Abstract
Background:
Kawasaki disease (KD) is the leading cause of acquired heart disease in children in developed countries, typically presenting in children under age 5 with fever, rash, and lymphadenopathy. Coronary artery dilation and aneurysms are the most serious long-term complications, occurring in up to 25% of untreated children. Large aneurysms significantly increase the risk of acute thrombosis and myocardial ischemia, with at least 10% developing aneurysmal thrombosis (McCrindle et al., 2020). Children with coronary aneurysms of Z score ≥10 or absolute diameter ≥8 mm are typically managed with combined antiplatelet and anticoagulant therapy—most often low molecular weight heparin (LMWH) or vitamin K antagonists (VKAs). Recently, direct oral anticoagulants (DOACs) such as apixaban have emerged as safe, effective alternatives, offering oral administration, stable dosing, and fewer drug interactions. While routine anti-Xa monitoring is not required for DOACs in standard indications, the high thrombotic risk in KD and evolving pediatric dosing strategies may justify titration to higher peak levels.
Methods:
This study aimed to describe our institutional practice using apixaban for thromboprophylaxis in children with KD and large coronary aneurysms, and to report associated thrombotic and bleeding outcomes. To support this patient population, we established a monthly joint cardiology-hematology clinic for KD patients requiring long-term thromboprophylaxis. After at least 6 months of enoxaparin and/or warfarin, patients are eligible to transition to weight-based, twice-daily apixaban. In the absence of a liquid formulation, 2.5 and 5 mg tablets are split, crushed, and suspended in liquid by the family. Drug levels are measured using anti-Xa assays calibrated to apixaban, with the first level obtained ~2 weeks after initiation, targeting 200–300 ng/mL. If within range, a second level is drawn 2 weeks later. Once two levels are therapeutic, monitoring occurs every 3–6 months; dose adjustments prompt rechecking 1–2 weeks later.

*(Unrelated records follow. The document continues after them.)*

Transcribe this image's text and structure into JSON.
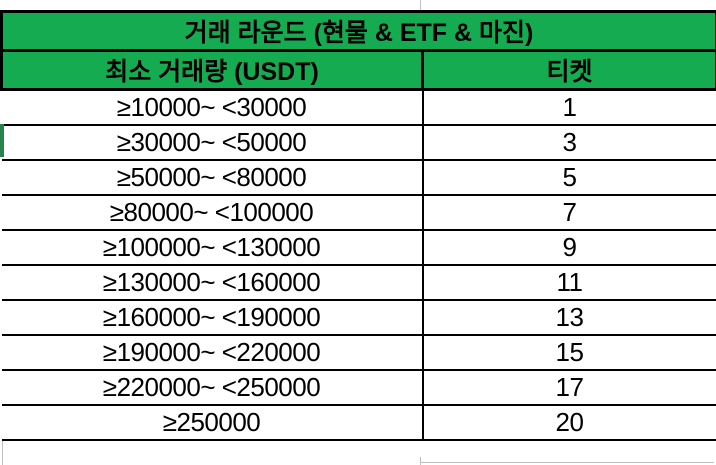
{
  "colors": {
    "header_green": "#15AB50",
    "border_black": "#000000",
    "gridline_gray": "#BFBFBF",
    "sliver_green": "#26844E"
  },
  "table": {
    "title": "거래 라운드 (현물 & ETF & 마진)",
    "columns": [
      "최소 거래량 (USDT)",
      "티켓"
    ],
    "rows": [
      {
        "range": "≥10000~ <30000",
        "tickets": "1"
      },
      {
        "range": "≥30000~ <50000",
        "tickets": "3"
      },
      {
        "range": "≥50000~ <80000",
        "tickets": "5"
      },
      {
        "range": "≥80000~ <100000",
        "tickets": "7"
      },
      {
        "range": "≥100000~ <130000",
        "tickets": "9"
      },
      {
        "range": "≥130000~ <160000",
        "tickets": "11"
      },
      {
        "range": "≥160000~ <190000",
        "tickets": "13"
      },
      {
        "range": "≥190000~ <220000",
        "tickets": "15"
      },
      {
        "range": "≥220000~ <250000",
        "tickets": "17"
      },
      {
        "range": "≥250000",
        "tickets": "20"
      }
    ]
  }
}
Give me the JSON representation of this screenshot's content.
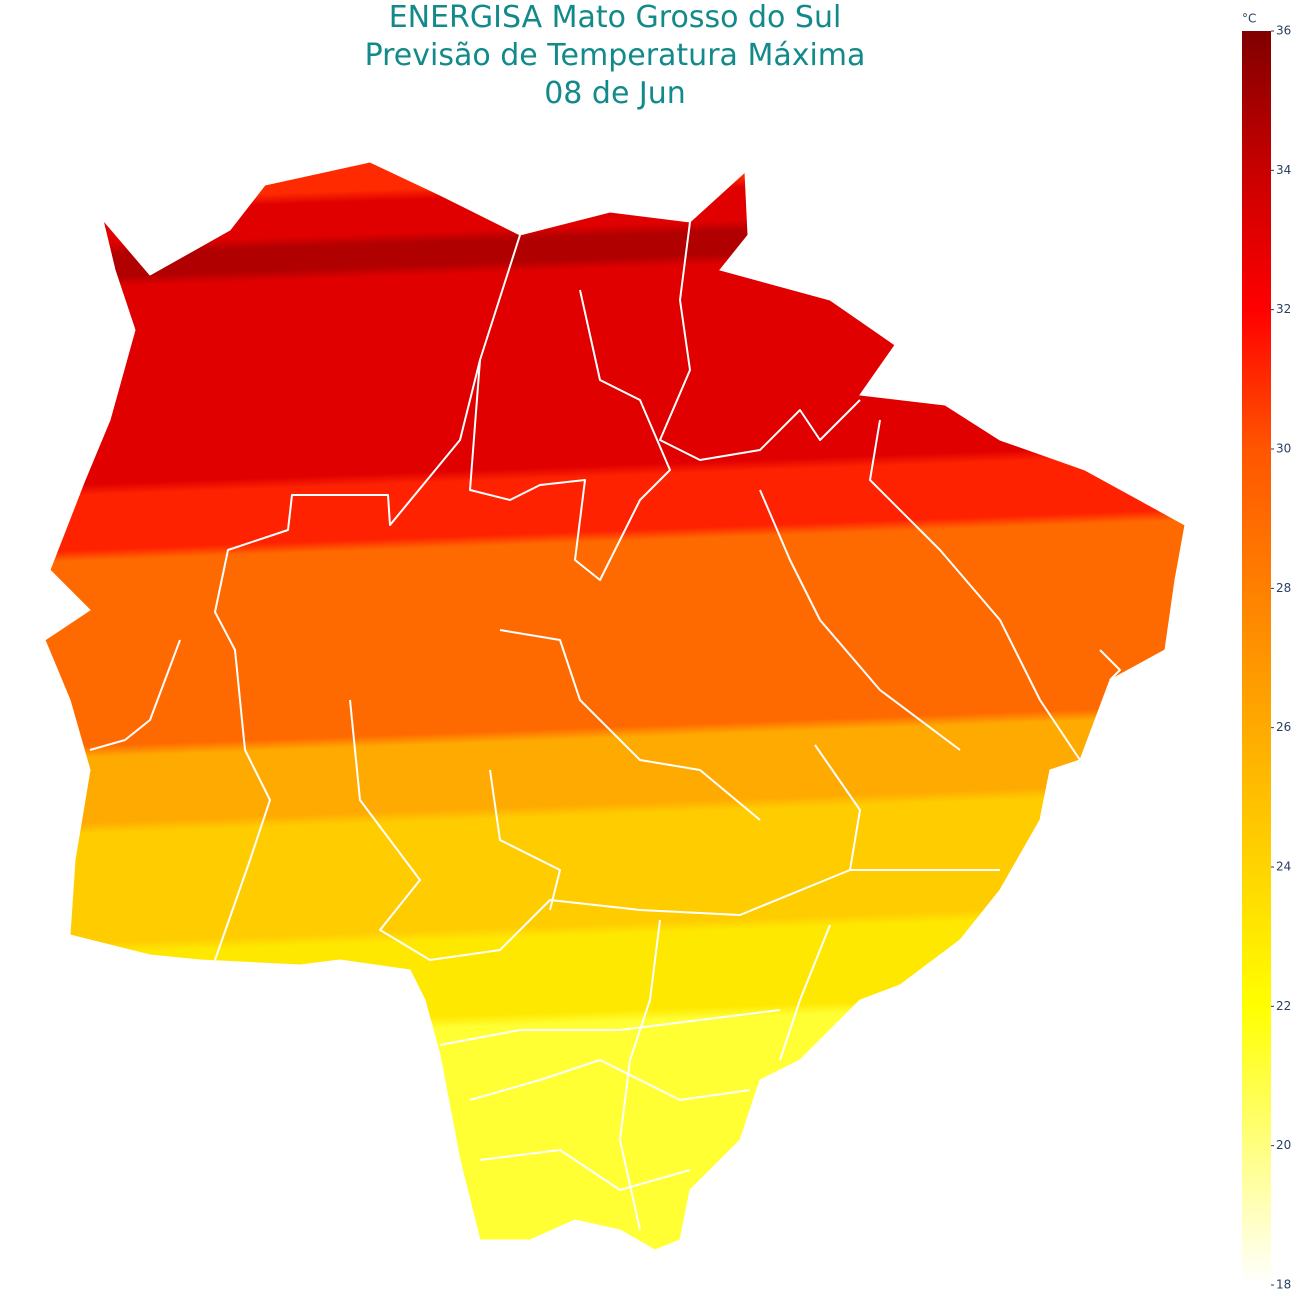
{
  "header": {
    "title_lines": [
      "ENERGISA Mato Grosso do Sul",
      "Previsão de Temperatura Máxima",
      "08 de Jun"
    ]
  },
  "colorbar": {
    "unit": "°C",
    "range": [
      18,
      36
    ],
    "ticks": [
      18,
      20,
      22,
      24,
      26,
      28,
      30,
      32,
      34,
      36
    ],
    "colorscale": [
      {
        "value": 18,
        "color": "#ffffff"
      },
      {
        "value": 22,
        "color": "#ffff00"
      },
      {
        "value": 26,
        "color": "#ffaa00"
      },
      {
        "value": 30,
        "color": "#ff5500"
      },
      {
        "value": 32,
        "color": "#ff0000"
      },
      {
        "value": 34,
        "color": "#c80000"
      },
      {
        "value": 36,
        "color": "#800000"
      }
    ]
  }
}
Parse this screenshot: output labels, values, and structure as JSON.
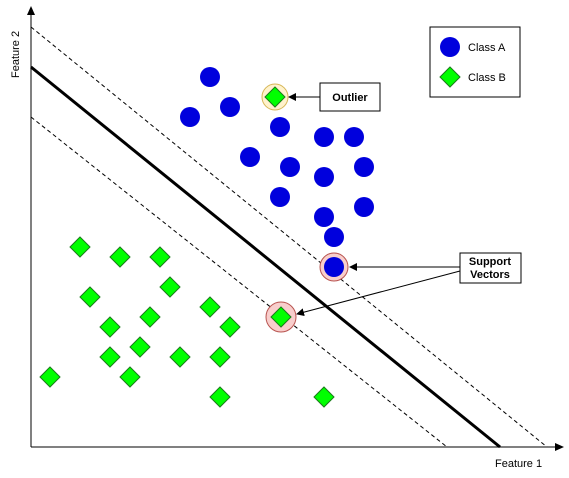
{
  "axes": {
    "x_label": "Feature 1",
    "y_label": "Feature 2"
  },
  "legend": {
    "class_a_label": "Class A",
    "class_b_label": "Class B"
  },
  "annotations": {
    "outlier_label": "Outlier",
    "support_vectors_line1": "Support",
    "support_vectors_line2": "Vectors"
  },
  "colors": {
    "class_a": "#0000dd",
    "class_b": "#00ff00",
    "outlier_highlight": "#fff2cc",
    "support_highlight": "#f8cecc"
  }
}
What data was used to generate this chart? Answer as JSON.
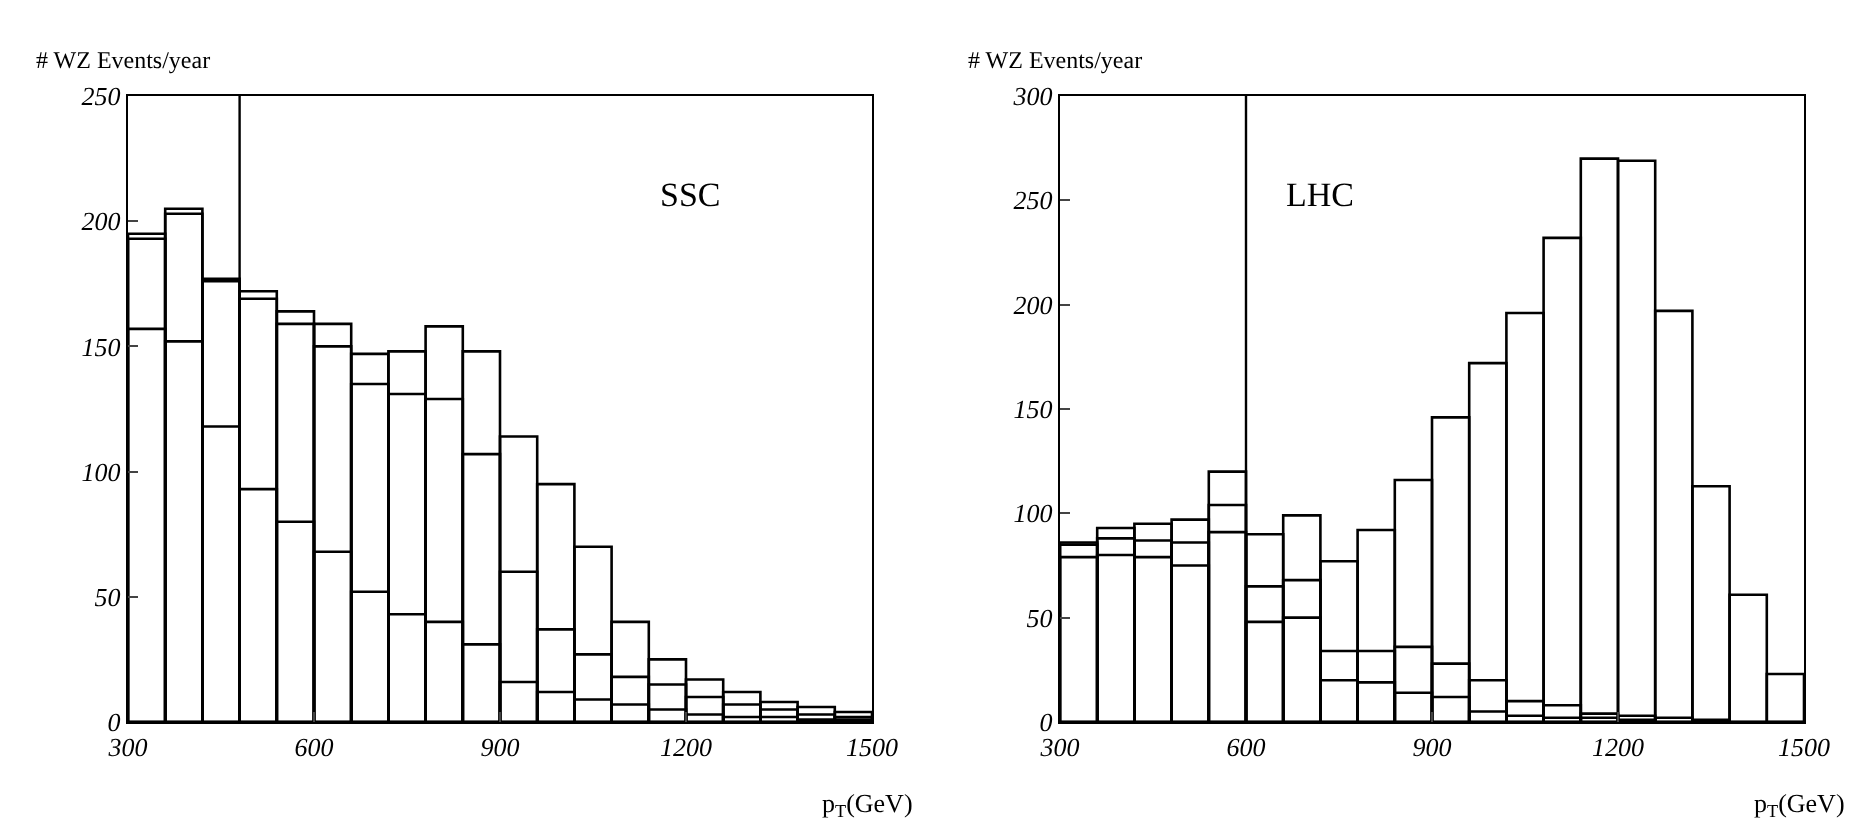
{
  "chart_data": [
    {
      "type": "histogram",
      "ylabel": "# WZ Events/year",
      "xlabel": "p$_{T}$(GeV)",
      "annotations": [
        "SSC"
      ],
      "bins": [
        300,
        360,
        420,
        480,
        540,
        600,
        660,
        720,
        780,
        840,
        900,
        960,
        1020,
        1080,
        1140,
        1200,
        1260,
        1320,
        1380,
        1440,
        1500
      ],
      "series": [
        {
          "color": "#000000",
          "values": [
            195,
            205,
            177,
            172,
            164,
            159,
            147,
            148,
            158,
            148,
            114,
            95,
            70,
            40,
            25,
            17,
            12,
            8,
            6,
            4
          ]
        },
        {
          "color": "#000000",
          "values": [
            193,
            203,
            176,
            169,
            159,
            150,
            135,
            131,
            129,
            107,
            60,
            37,
            27,
            18,
            15,
            10,
            7,
            5,
            3,
            2
          ]
        },
        {
          "color": "#000000",
          "values": [
            157,
            152,
            118,
            93,
            80,
            68,
            52,
            43,
            40,
            31,
            16,
            12,
            9,
            7,
            5,
            3,
            2,
            2,
            1,
            1
          ]
        }
      ],
      "xlim": [
        300,
        1500
      ],
      "xticks": [
        300,
        600,
        900,
        1200,
        1500
      ],
      "ylim": [
        0,
        250
      ],
      "yticks": [
        0,
        50,
        100,
        150,
        200,
        250
      ],
      "ref_lines": [
        {
          "axis": "x",
          "value": 480,
          "color": "#000000"
        }
      ]
    },
    {
      "type": "histogram",
      "ylabel": "# WZ Events/year",
      "xlabel": "p$_{T}$(GeV)",
      "annotations": [
        "LHC"
      ],
      "bins": [
        300,
        360,
        420,
        480,
        540,
        600,
        660,
        720,
        780,
        840,
        900,
        960,
        1020,
        1080,
        1140,
        1200,
        1260,
        1320,
        1380,
        1440,
        1500
      ],
      "series": [
        {
          "color": "#000000",
          "values": [
            86,
            93,
            95,
            97,
            120,
            90,
            99,
            77,
            92,
            116,
            146,
            172,
            196,
            232,
            270,
            269,
            197,
            113,
            61,
            23
          ]
        },
        {
          "color": "#000000",
          "values": [
            85,
            88,
            87,
            86,
            104,
            65,
            68,
            34,
            34,
            36,
            28,
            20,
            10,
            8,
            4,
            3,
            2,
            1,
            0,
            0
          ]
        },
        {
          "color": "#000000",
          "values": [
            79,
            80,
            79,
            75,
            91,
            48,
            50,
            20,
            19,
            14,
            12,
            5,
            3,
            2,
            2,
            1,
            0,
            0,
            0,
            0
          ]
        }
      ],
      "xlim": [
        300,
        1500
      ],
      "xticks": [
        300,
        600,
        900,
        1200,
        1500
      ],
      "ylim": [
        0,
        300
      ],
      "yticks": [
        0,
        50,
        100,
        150,
        200,
        250,
        300
      ],
      "ref_lines": [
        {
          "axis": "x",
          "value": 600,
          "color": "#000000"
        }
      ]
    }
  ]
}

We conducted a retrospective chart review of KD patients with large coronary aneurysms transitioned to apixaban between January 2024 and July 2025 at our institution. Primary endpoints were thrombosis and bleeding, categorized using ISTH criteria for major, clinically relevant non-major (CRNM), and minor bleeding. The secondary endpoint was the number of dose adjustments.
Results:
Twenty patients with KD who were transitioned to apixaban were identified. A diagnosis of KD with large coronary artery aneurysms or significant coronary artery dilation was made between 2009 and 2024. Four patients developed coronary artery thrombi though none occurred while on apixaban – 1 at the time of diagnosis, 2 while on enoxaparin, and 1 while off anticoagulation. There were no major bleeding events observed. All minor bleeding events that occurred while on apixaban also occurred while on enoxaparin or warfarin (epistaxis, n=6). All patients received single or dual anti-platelet therapy during their treatment course. Median apixaban dose adjustments for the cohort were one, with five patients requiring 3 or more dose changes. In patients with significantly elevated peak levels > 300 ng/ml, bleeding complications were not observed (n=6). Thirteen patients had levels <200ng/mL requiring dose increases.
Conclusion:
This descriptive, retrospective chart review highlights the real-world use of apixaban for thromboprophylaxis in high-risk KD patients with large coronary artery aneurysms or dilation. Despite the small sample size and limited follow-up, our findings suggest that apixaban is a safe and effective option in this population. However, important limitations remain. Pediatric dosing is weight-based, and the lack of flexible formulations can make dose adjustments challenging. Additionally, it remains unclear whether routine monitoring of apixaban levels for this population is necessary, particularly given the wide variability in drug levels observed—both in our study and others (e.g., Vanderpluym 2023)—without associated bleeding or thrombotic events. Nonetheless, our findings are encouraging, as apixaban may offer a safer, more convenient alternative that improves quality of life for children with KD and giant coronary aneurysms.